Pour la Muse qui préside à la parole extérieure, Pindare a dit qu'anciennement elle n'était point intéressée, et qu'elle ne songeait pas à s'enrichir. Je ne crois pas qu'elle ait changé depuis; mais l'ignorance des hommes et leur indifférence pour la vertu ont communiqué un esprit mercenaire et une ame vénale à Mercure, qui auparavant se donnait à tout le monde. Si Vénus sut mauvais gré aux filles de sa prêtresse

De joindre à leurs appas la ruse et l'artifice

Contre les jeunes gens qu'elles avaient séduits 1,

Uranie, Calliope et Clio verraient-elles avec plaisir que pour s'enrichir on mît ses talents à prix? Je crois au contraire que les travaux et les dons des Muses doivent être encore plus gratuits que ceux de Vénus, et n'avoir d'autre. motif que l'amitié. La gloire même, que quelques personnes donnent pour fin à l'éloquence, n'a de prix qu'autant qu'elle est le principe et le germe de l'amitié.

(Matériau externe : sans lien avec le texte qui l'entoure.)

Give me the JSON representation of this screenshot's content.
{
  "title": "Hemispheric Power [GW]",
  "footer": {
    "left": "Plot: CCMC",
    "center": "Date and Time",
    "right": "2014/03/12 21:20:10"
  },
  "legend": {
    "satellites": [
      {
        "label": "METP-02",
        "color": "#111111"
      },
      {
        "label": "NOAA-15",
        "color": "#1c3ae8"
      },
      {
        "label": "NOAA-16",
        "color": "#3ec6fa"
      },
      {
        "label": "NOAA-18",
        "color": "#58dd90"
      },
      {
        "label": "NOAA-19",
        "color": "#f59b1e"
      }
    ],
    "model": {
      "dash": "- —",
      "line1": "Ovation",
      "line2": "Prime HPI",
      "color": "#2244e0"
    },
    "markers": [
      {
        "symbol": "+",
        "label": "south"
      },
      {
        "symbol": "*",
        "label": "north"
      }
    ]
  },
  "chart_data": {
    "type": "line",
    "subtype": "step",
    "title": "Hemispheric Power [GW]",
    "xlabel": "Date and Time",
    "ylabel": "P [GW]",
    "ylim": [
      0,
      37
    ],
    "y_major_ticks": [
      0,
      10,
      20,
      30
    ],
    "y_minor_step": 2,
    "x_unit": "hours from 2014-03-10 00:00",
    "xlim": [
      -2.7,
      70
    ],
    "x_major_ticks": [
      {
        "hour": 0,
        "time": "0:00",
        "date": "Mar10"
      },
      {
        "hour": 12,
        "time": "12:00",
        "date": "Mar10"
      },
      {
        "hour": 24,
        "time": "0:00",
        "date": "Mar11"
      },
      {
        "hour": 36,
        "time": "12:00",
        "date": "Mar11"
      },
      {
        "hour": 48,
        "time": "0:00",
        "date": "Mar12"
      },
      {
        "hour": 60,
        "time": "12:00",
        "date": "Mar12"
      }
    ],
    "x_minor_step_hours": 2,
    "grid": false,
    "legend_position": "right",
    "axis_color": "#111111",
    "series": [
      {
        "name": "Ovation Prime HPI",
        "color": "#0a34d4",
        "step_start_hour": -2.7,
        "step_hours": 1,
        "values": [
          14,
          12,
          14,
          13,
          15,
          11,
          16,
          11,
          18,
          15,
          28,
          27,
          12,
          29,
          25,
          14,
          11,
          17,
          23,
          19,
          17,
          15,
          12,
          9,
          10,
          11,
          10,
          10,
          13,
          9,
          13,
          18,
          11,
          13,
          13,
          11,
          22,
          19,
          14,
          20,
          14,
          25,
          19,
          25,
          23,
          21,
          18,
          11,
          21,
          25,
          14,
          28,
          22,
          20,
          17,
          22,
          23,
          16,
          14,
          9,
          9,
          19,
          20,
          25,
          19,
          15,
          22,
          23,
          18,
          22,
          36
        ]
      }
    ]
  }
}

La plupart des hommes mesurent la gloire sur la bienveillance, persuadés qu'on ne loue que ceux qu'on aime. Mais d'autres, semblables à Ixion, qui, en poursuivant Junon, n'embrassa qu'un nuage, saisissent, au lieu de l'amitié véritable, un fantôme trompeur qui n'en a que les dehors, et qui change à tout instant.

Un homme sensé, s'il est dans l'administration des affaires publiques, ne desire de considération qu'autant que la confiance qu'elle attire lui donne plus de pouvoir

1 Ce passage est tellement corrompu dans le texte qu'il est bien difficile d'en déterminer le véritable sens.

et de crédit. Il n'est ni agréable ni facile d'obliger des gens qui ne veulent pas l'être; mais la confiance qu'on -leur inspire fait qu'ils acceptent volontiers des bienfaits. La lumière est un plus grand bien pour les personnes qui regardent que pour celles qui sont vues; de même la gloire est plus utile à ceux qui en sentent le prix qu'à ceux qui la négligent. Celui qui, renonçant à toute administration publique et ne vivant qu'avec lui-même, met son bonheur dans le repos et la tranquillité, semblable à Hippolyte, qui saluait de loin Vénus en se conservant toujours pur, n'envisage que dans l'éloignement cette gloire banale qui voltige sur nos théâtres et dans les assemblées publiques. Mais il ne méprise pas l'opinion des gens que leur vertu fait estimer. Il ne recherche point dans ses amitiés la fortune, la gloire et la puissance; il ne rejette pas non plus ces avantages, lorsqu'ils sont joints à des mœurs douces et modérées. Il s'attache non aux jeunes gens remarquables par leur beauté, mais à ceux qui sont modestes, réservés et curieux de s'instruire. Un philosophe ne craint pas ceux qui sont dans la fleur de la jeunesse, mais il ne rejette pas, à cause de leur beauté, ceux dont l'esprit mérite ses soins et sa culture. Il ne fuira donc pas la société d'un prince qui joindra à son pouvoir et à sa dignité un caractère honnête et vertueux, et il se mettra au-dessus de l'imputation qu'on pourra lui faire d'être un habile courtisan.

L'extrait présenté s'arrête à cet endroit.